Distributed linearly separable computation is a fundamental problem in large-scale distributed systems, requiring the computation of linearly separable functions over different datasets across distributed workers. This paper studies a heterogeneous distributed linearly separable computation problem, including one master and N distributed workers. The linearly separable task function involves Kc linear combinations of K messages, where each message is a function of one dataset. Distinguished from the existing homogeneous settings that assume each worker holds the same number of datasets, where the data assignment is carefully designed and controlled by the data center (e.g., the cyclic assignment), we consider a more general setting with arbitrary heterogeneous data assignment across workers, where `arbitrary' means that the data assignment is given in advance and `heterogeneous' means that the workers may hold different numbers of datasets.

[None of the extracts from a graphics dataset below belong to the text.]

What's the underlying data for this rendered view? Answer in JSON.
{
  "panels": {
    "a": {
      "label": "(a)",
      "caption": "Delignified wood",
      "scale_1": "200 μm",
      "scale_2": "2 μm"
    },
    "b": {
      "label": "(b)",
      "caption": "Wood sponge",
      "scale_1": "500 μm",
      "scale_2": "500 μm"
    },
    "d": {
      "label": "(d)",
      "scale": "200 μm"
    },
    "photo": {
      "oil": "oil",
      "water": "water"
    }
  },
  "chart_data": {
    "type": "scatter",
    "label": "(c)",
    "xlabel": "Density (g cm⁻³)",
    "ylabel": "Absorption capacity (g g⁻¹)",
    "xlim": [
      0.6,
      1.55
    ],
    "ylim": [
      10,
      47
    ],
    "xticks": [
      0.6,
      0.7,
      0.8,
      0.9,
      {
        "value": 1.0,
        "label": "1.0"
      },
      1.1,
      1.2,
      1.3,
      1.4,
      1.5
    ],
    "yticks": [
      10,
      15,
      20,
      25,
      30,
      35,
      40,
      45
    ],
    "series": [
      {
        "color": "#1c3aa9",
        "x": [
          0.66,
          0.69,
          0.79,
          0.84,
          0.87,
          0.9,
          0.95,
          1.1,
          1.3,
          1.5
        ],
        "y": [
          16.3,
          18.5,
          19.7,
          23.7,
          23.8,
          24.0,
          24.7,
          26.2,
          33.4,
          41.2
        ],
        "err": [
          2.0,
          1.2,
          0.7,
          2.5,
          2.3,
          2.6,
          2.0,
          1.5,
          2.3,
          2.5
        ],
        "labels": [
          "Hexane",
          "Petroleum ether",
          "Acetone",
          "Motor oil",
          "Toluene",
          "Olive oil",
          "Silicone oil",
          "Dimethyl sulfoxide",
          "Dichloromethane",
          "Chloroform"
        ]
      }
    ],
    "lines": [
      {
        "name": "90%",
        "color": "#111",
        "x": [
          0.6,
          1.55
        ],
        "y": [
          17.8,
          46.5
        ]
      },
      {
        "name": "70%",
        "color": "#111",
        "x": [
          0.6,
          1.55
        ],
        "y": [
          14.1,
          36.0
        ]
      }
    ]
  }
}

Our objective is to characterize the fundamental tradeoff between the computable dimension of the task function and the communication cost under arbitrary heterogeneous data assignment. Under the constraint of integer communication costs, for arbitrary heterogeneous data assignment, we propose a universal computing scheme and a universal converse bound by characterizing the structure of data assignment, where they coincide under some parameter regimes. We then extend the proposed computing scheme and converse bound to the case of fractional communication costs.